Hace unos meses, justo cuando se inició el verano y se terminó esa cosa a la que hemos llamado «confinamiento», la editorial Páginas de Espuma pudo finalmente anunciar el ganador del VI Premio Ribera del Duero al libro de relatos inédito y poder ponerlo en circulación, desde entonces en las redes sociales se han sucedido halagos apresurados y un tanto superficiales en torno al libro, y quizás una de la virtudes principales de esta crítica sea la de conceder un peso específico y real a cada uno de los cuentos que componen el volumen, con la seriedad, del detenimiento y el espacio necesarios, y hacer justicia de ese modo a la propuesta del autor, el jurado y la editorial. Aquí les dejamos con la extensa y pormenorizada reseña de Antonio Báez sobre el libro de Marcelo Luján.
Hay una nueva forma de leer que lo tiene todo que ver con las redes sociales. Los lectores que escriben sobre los libros que leen, y sobre todo los que leen y les gustan, lo comunican a través de la red, en la que en muchas ocasiones tienen como amistad virtual al autor del libro. Se da la curiosidad también de que ese lector es a su vez, en la mayoría de las ocasiones, escritor en continua difusión y promoción de su propia obra. Contamos, evidentemente, con que nuestras opiniones y nuestros juicios son deudores de determinados contextos, en los que queremos ser aceptados y tenidos en cuenta. Sucede, y es muy fácil de comprobar, que la circulación y el intercambio de amables reseñas entre comunidades de escritores que comparten espacio virtual, no ahondan demasiado en aspectos críticos y de análisis, lo que produce cierta complacencia, que neutraliza la verosimilitud del diálogo entre un lector independiente, formado, complejo, y la obra en cuestión. Por otra parte, esa labor en los medios analógicos especializados, suplementos culturales, revistas, etc., hace tiempo que ha quedado en tierra de nadie por su falta de fiabilidad, debido a la contaminación del mismo defecto y a que el público le ha dado la espalda.
La claridad es un libro que, además de haber obtenido el Premio Ribera del Duero, el mejor dotado en el mundo del relato, al que se presentaron para esta sexta edición más de mil y pico manuscritos, sobre los que se impuso, también está beneficiándose de multitud de amables lecturas por parte de los lectores escritores. Evidentemente la elección de un ganador en un concurso de estas características es una apuesta comercial por parte de Páginas de Espuma, la editorial que ha logrado convertirse en uno de los referentes del género en lengua española, con su incursión también en Hispanoamérica. La temática del terror está en el ambiente literario desde hace ya unos años con autoras como Samanta Schweblin, que ganó la cuarta edición de este mismo premio con Siete casas vacías, todo un éxito editorial, y otras como Mariana Enríquez, Mónica Ojeda o Solange Rodríguez Pappe. El terror está de enhorabuena, pues podemos decir ya que es un género que sale de los márgenes literarios para colocarse en uno de sus centros. El premio Ribera del Duero, que como todos los premios relevantes prestigian de antemano, pone en nuestro foco de interés la obra de Marcelo Luján.
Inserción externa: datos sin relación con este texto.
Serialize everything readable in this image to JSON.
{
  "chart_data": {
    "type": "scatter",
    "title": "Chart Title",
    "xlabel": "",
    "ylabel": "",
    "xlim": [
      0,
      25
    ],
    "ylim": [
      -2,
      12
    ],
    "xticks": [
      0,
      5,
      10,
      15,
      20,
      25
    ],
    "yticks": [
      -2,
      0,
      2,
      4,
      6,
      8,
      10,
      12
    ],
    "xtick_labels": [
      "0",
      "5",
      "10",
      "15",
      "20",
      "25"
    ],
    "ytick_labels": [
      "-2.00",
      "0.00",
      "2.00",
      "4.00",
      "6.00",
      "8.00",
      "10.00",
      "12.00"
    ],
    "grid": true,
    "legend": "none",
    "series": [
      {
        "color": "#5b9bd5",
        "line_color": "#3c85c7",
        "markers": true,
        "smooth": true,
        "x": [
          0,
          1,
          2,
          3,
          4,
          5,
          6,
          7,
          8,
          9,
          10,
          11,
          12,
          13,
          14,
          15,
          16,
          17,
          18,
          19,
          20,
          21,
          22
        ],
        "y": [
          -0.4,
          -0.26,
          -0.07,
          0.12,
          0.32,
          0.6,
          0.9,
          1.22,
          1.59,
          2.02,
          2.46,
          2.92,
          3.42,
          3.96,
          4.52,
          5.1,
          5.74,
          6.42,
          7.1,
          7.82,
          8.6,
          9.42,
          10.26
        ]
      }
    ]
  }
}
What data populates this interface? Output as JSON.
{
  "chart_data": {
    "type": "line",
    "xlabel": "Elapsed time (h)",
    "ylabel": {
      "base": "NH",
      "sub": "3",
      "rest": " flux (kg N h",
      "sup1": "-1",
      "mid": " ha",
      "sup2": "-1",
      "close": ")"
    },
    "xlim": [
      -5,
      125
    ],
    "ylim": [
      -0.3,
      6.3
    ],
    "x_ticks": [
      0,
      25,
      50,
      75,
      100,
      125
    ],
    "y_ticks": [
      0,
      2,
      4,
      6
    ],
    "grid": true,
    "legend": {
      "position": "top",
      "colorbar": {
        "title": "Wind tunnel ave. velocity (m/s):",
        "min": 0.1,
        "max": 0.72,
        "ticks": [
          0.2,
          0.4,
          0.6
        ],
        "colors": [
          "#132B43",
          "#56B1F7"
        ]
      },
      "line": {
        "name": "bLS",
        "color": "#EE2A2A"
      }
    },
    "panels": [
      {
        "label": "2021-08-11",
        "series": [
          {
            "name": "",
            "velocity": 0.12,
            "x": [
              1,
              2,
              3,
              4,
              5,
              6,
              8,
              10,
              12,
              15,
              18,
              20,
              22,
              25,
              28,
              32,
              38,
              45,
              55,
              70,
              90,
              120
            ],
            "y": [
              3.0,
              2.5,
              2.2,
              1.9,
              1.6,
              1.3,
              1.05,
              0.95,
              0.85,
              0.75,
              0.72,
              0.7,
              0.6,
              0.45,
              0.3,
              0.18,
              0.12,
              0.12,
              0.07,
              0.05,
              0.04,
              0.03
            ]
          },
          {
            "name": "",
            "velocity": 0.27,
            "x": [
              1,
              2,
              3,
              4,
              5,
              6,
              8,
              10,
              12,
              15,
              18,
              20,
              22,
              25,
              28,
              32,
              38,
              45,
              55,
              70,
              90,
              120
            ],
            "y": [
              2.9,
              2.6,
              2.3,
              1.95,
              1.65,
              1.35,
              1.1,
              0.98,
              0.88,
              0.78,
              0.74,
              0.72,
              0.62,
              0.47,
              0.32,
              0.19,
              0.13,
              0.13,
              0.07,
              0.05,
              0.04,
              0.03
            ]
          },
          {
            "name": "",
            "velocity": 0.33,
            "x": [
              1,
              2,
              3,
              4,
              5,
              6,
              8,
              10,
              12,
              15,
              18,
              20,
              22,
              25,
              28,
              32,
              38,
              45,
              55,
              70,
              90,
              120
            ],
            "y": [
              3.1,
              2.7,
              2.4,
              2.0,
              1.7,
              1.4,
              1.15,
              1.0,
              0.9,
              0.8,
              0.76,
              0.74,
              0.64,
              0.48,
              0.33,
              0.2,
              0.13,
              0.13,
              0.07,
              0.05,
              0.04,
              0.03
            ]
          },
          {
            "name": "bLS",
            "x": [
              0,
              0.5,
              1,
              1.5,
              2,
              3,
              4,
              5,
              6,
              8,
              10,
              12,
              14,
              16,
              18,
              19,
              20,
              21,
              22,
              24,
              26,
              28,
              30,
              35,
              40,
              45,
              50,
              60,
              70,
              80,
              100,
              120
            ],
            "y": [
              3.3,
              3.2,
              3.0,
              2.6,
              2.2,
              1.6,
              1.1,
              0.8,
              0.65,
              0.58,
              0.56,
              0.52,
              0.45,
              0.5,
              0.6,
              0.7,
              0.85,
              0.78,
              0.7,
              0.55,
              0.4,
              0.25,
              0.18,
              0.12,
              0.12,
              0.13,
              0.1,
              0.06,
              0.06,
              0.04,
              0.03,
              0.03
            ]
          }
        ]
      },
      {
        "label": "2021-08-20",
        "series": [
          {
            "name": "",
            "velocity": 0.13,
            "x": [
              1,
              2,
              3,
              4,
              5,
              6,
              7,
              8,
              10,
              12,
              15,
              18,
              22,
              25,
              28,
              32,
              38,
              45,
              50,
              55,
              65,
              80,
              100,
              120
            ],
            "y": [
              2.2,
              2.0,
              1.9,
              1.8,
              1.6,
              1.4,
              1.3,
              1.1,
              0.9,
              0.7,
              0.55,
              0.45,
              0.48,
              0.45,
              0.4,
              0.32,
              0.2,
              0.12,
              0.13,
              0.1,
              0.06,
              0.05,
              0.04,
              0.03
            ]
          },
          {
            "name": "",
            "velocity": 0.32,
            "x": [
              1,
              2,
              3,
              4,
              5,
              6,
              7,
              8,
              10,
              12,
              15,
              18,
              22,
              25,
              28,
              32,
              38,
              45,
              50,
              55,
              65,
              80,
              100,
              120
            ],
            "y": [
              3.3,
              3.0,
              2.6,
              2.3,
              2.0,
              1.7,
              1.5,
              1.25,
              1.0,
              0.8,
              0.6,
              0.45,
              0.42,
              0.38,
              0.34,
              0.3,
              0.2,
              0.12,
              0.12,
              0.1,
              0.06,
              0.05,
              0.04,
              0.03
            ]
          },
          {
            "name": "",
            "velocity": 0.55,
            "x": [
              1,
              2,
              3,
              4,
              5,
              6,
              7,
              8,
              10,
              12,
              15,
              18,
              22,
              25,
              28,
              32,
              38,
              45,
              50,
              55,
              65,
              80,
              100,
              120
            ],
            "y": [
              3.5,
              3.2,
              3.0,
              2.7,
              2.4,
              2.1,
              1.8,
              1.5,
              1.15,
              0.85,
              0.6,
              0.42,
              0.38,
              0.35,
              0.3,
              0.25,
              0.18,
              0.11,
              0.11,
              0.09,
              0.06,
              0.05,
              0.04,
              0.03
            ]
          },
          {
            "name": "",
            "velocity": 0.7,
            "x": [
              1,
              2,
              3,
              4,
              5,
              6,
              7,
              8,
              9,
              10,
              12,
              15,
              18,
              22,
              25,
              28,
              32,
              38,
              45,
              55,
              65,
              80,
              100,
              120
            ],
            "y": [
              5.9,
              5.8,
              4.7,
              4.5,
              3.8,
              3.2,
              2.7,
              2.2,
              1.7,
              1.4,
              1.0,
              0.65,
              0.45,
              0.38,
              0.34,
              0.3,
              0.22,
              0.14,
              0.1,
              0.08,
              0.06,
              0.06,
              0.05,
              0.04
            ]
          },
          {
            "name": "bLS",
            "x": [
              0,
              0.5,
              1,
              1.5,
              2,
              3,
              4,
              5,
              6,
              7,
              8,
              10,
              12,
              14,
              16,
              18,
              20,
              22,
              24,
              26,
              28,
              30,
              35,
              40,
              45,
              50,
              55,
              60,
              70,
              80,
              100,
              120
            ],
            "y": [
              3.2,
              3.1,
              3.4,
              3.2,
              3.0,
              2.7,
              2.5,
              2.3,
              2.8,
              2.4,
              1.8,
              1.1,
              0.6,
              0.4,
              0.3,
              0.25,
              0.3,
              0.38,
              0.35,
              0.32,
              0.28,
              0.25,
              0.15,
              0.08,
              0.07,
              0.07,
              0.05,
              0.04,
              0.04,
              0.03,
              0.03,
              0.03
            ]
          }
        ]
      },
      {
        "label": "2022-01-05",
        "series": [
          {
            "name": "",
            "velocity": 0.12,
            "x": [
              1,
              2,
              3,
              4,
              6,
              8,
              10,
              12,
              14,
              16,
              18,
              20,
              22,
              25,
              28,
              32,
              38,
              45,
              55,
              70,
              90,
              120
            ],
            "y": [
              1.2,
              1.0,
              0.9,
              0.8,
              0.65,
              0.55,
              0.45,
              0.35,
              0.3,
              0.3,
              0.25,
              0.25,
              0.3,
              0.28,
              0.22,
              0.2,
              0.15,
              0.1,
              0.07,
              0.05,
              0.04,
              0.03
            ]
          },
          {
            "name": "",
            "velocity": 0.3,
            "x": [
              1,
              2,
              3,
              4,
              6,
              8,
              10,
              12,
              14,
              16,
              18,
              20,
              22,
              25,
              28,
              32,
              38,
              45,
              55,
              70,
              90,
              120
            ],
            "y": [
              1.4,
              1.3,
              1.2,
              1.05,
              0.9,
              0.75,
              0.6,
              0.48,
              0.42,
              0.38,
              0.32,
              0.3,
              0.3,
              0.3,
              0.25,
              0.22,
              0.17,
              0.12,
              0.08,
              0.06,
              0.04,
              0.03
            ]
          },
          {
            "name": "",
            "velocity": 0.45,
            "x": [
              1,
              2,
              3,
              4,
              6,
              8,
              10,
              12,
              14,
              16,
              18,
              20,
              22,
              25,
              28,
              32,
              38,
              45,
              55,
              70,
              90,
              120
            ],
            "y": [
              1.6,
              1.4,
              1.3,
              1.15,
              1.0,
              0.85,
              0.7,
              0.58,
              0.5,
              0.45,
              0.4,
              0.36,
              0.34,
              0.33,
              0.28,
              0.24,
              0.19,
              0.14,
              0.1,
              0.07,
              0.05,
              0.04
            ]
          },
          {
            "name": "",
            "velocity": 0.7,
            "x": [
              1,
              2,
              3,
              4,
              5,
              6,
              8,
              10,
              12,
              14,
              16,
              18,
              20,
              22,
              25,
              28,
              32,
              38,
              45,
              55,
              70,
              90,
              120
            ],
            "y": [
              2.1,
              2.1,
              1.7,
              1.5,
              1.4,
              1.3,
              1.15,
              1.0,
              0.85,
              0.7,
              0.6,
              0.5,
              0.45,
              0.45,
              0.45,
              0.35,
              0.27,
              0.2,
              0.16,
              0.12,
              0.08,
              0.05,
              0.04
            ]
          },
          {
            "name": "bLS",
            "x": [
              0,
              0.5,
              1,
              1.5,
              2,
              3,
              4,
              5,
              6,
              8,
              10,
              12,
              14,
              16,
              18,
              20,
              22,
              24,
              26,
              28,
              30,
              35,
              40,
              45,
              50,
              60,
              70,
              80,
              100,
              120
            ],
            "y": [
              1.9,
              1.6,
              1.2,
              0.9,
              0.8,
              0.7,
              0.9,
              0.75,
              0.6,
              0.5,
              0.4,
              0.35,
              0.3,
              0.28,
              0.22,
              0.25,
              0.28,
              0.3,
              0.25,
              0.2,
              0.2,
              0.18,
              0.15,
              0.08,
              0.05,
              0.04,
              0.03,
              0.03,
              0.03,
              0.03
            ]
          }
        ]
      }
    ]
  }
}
La claridad se compone de un conjunto de seis cuentos, algunos de los cuales mantienen leves contactos entre sí, por medio de algún personaje o situación, en los que la fantasmagoría, la violencia y el horror tienen una presencia importante, cuya eficacia varía según el relato del que hablemos.
En el inicial, “Treinta monedas de carne”, tenemos una historia de maldad y resentimiento, en la que el elemento sobrenatural es mucho más sutil que en los relatos que vendrán a continuación. Aparece aquí fugazmente la imagen del fantasma más misterioso del libro, ya que se trata de una visión subjetiva, la de la persona que parece pasar en silla de ruedas en la casa abandonada, a la que llegan las dos chicas protagonistas. El acierto, el gran logro en este, como en los relatos del conjunto con un narrador en tercera persona, está en el uso de los tiempos verbales de la narración, alternando presente, pasado y, sobre todo, un futuro de desgracia, al que son ajenos los personajes pero no el narrador, que constantemente irá anticipando un aciago acontecimiento, lo que provoca en el lector la imperiosa necesidad de seguir hasta el final: “Pero lo que con total seguridad no sabe Astrid es que dentro de un rato, con el valle todavía iluminado por la tarde, Marta tomará la peor decisión de todas. Acaso la peor de todas las posibles.” El pulso firme del autor nos conduce, sin tiempo para tomar aire, con frenesí, a través de una historia de violencia, celos y ruindades, en la que quizás la caracterización funcional de los malos (El calvo, El de la perilla, El del parche), de la víctima (una Barbi extranjera, guiri) y la malvada, también víctima (gorda y celosa), es un ejemplo de la búsqueda de eficacias cercanas al guion mainstream, que en este caso es sobresaliente.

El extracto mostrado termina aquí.